The plan……. was to head to Dalrigh near Tyndrum and take the route over the Allt Gleann Auchreoch and through the beautiful Coille Coire Chuill Forest for the ridge of Beinn Dubchraig.
The morning started well up early and breakfasted on traditional porridge the weather was overcast but fortunately no wind.
I set off around 7.30 however an hour into my journey there was a strange knocking coming through the steering column of my trusty van on inspection I found a large blister in the side wall of the front tyre now I would have to change this tyre for fear of a blow out. Why oh why do garages tighten wheel nuts so much making it nigh on impossible to release them by hand. After about an hour trying various ways to release the wheel nuts I finally succeeded and was back on the road.
Finally arriving at the car park at Dalrigh I was eager to kit up and be on my way.
The weather was surprisingly still with a slight drizzle as I headed up the approach path at the side of the West Highland railway.
An hour later and I had reached my first point of crossing the Allt Gleann Auchreoch but to my dismay the footbridge was down so an alternative crossing would have to be found.
After walking upstream there wasn’t a suitable crossing point to be found as the river was running high and fast I had contemplated shimmying up to the top of a tree and swaying it across to the other side and depositing myself on the riverbank Bear Grylls style but I was getting some looks of disdain from some local sheep as if to say don’t be so bloody stupid.

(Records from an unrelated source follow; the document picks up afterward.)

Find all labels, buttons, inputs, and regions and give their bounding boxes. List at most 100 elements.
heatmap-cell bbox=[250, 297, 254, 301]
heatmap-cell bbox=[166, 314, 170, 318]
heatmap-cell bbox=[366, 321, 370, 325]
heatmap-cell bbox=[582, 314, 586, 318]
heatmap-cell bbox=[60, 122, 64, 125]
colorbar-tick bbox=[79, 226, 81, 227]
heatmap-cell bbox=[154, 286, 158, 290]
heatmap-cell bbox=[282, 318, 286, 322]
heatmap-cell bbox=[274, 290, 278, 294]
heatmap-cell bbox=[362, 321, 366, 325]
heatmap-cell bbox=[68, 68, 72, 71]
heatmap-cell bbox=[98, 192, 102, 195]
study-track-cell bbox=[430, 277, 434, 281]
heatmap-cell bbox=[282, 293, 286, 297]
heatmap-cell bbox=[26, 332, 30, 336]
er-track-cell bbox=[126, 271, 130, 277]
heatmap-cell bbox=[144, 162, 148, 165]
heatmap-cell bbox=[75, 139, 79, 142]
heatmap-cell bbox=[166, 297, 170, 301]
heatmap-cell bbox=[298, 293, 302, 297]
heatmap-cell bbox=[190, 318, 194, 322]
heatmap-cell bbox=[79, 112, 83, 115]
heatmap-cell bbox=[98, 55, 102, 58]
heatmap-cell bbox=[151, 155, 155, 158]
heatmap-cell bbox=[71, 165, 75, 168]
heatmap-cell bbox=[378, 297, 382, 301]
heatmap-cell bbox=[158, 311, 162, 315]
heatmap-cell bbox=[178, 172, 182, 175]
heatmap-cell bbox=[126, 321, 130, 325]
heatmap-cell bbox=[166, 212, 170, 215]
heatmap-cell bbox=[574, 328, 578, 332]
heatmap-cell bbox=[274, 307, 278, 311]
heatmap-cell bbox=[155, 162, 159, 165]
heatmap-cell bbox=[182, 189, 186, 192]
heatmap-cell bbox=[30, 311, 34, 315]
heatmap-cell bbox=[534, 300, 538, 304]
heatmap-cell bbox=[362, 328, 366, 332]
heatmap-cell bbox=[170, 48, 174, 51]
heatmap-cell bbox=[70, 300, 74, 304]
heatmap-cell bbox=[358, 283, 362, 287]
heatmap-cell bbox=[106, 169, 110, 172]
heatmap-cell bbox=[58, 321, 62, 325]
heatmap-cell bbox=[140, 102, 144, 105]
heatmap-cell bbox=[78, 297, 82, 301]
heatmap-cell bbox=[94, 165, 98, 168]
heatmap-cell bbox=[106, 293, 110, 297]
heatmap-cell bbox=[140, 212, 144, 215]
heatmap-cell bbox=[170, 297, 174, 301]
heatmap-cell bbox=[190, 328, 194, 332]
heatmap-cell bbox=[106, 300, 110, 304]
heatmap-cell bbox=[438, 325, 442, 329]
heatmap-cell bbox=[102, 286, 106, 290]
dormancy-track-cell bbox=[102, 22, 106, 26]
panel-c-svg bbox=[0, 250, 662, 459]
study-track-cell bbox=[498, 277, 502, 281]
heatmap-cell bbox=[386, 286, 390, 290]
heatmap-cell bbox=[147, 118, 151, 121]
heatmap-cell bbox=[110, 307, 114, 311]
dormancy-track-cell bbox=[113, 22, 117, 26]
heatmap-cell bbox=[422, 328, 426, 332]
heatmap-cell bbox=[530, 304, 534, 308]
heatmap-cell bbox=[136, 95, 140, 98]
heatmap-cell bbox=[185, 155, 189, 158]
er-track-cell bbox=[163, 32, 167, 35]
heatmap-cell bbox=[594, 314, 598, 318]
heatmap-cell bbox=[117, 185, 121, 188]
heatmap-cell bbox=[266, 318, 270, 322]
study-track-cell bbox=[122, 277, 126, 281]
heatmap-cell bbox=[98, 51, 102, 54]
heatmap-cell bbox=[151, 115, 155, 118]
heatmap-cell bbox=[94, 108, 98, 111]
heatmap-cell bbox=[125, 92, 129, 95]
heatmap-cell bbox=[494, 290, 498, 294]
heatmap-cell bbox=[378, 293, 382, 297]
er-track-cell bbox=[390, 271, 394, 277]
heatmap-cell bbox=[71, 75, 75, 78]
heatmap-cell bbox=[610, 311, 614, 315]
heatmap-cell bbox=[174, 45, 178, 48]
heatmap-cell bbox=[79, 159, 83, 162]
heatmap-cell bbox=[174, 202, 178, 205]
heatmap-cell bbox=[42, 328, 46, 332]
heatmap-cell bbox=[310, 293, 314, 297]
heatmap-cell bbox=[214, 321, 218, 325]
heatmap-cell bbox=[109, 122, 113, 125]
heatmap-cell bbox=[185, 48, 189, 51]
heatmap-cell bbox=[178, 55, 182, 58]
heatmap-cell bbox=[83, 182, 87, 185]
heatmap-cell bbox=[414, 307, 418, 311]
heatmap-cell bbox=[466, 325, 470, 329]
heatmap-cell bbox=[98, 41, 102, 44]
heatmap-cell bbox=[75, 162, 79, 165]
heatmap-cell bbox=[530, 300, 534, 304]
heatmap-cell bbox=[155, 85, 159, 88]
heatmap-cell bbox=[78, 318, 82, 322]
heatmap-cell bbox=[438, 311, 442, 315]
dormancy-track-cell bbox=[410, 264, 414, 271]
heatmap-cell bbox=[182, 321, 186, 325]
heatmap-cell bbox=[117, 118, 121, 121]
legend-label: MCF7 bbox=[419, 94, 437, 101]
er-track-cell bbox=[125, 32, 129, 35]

Now to compound things even more the rain had started to come down in stair rods.
It was time to take stock and revise a new plan finding a relatively sheltered spot the coffee flask came out along with my map.

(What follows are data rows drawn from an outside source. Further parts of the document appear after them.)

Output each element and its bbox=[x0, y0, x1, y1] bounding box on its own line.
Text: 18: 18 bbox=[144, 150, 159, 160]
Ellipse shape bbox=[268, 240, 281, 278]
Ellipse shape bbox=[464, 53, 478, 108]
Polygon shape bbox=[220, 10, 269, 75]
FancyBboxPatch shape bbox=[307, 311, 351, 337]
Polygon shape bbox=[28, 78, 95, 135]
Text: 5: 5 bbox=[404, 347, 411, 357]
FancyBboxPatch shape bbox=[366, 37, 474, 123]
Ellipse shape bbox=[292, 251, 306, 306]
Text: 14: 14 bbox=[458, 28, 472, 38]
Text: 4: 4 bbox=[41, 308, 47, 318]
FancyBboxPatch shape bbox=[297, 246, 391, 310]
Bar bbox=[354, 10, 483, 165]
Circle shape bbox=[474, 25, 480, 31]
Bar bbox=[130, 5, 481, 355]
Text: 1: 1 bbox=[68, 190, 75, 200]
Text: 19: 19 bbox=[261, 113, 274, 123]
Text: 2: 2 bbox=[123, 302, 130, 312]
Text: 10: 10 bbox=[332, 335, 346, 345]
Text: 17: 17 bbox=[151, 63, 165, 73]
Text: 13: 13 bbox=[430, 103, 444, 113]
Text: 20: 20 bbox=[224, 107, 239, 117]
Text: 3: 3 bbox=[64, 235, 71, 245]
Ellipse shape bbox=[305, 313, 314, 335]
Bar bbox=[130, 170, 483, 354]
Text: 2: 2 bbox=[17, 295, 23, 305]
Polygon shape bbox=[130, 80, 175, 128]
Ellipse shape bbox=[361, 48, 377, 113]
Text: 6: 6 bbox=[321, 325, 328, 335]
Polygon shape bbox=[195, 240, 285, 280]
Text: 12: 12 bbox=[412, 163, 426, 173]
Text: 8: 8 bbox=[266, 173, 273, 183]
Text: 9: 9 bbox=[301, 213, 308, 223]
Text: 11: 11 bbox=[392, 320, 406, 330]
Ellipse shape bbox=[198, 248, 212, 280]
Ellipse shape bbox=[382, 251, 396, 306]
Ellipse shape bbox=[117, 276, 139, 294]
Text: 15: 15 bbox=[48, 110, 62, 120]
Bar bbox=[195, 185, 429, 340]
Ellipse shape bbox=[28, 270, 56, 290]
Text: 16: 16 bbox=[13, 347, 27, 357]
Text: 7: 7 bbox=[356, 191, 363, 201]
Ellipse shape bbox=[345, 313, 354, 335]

As time was against me now for setting up camp in daylight I decided to make tracks for Fiarach at 652m which I estimated should take me about an hour and a half to reach one of the flatter contours just under the summit. This is certainly a great deal smaller than my intended target of Beinn Dubchraig but it would give me views over to Dubchraig and Ben Lui.
The rain had started to ease off 20 minutes into my ascent of Friarach however after the initial disappointment of turning away from my original route I was starting to enjoy this little hill.
My pitch was on a well manicured piece of grass at the edge of a contour below the summit. after clearing some of the local sheep s**t camp was set and my water supply was only 50m away just out of earshot for a quiet nights sleep.
It was time to settle down for dinner after collecting water as the night started to descend it became increasingly colder so I opted to get into my sleeping bag for dinner. Organised not a chance I’m in the sleeping bag and all my provisions and cooking kit are still in my pack it’s just as well I am on my own and there’s no one to witness this escapade. Now to say the vestibule area of the Akto is a disorganised mess is an understatement this would now require some serious tyding up in the morning.
I eventually got round to consuming dinner and upon clearing up picked up the stove you’ve guessed it it was still extremely hot I let out a roar that had all the local stags thinking it was rutting season.
The following morning I was up early and had a wee wander to the summit and exploration of how the land lay, it is quite an impressive hill although the weather was rather claggy and the wind had picked up bringing in some snow showers it was really enjoyable nonetheless. The views across to Beinn Dubchraig and Ben Lui were non existent.
After all the setbacks it was a fun little trip and I would have stayed another night if I had ample provisions.
Lessons learnt be prepared to adapt, and be more organised at meal times.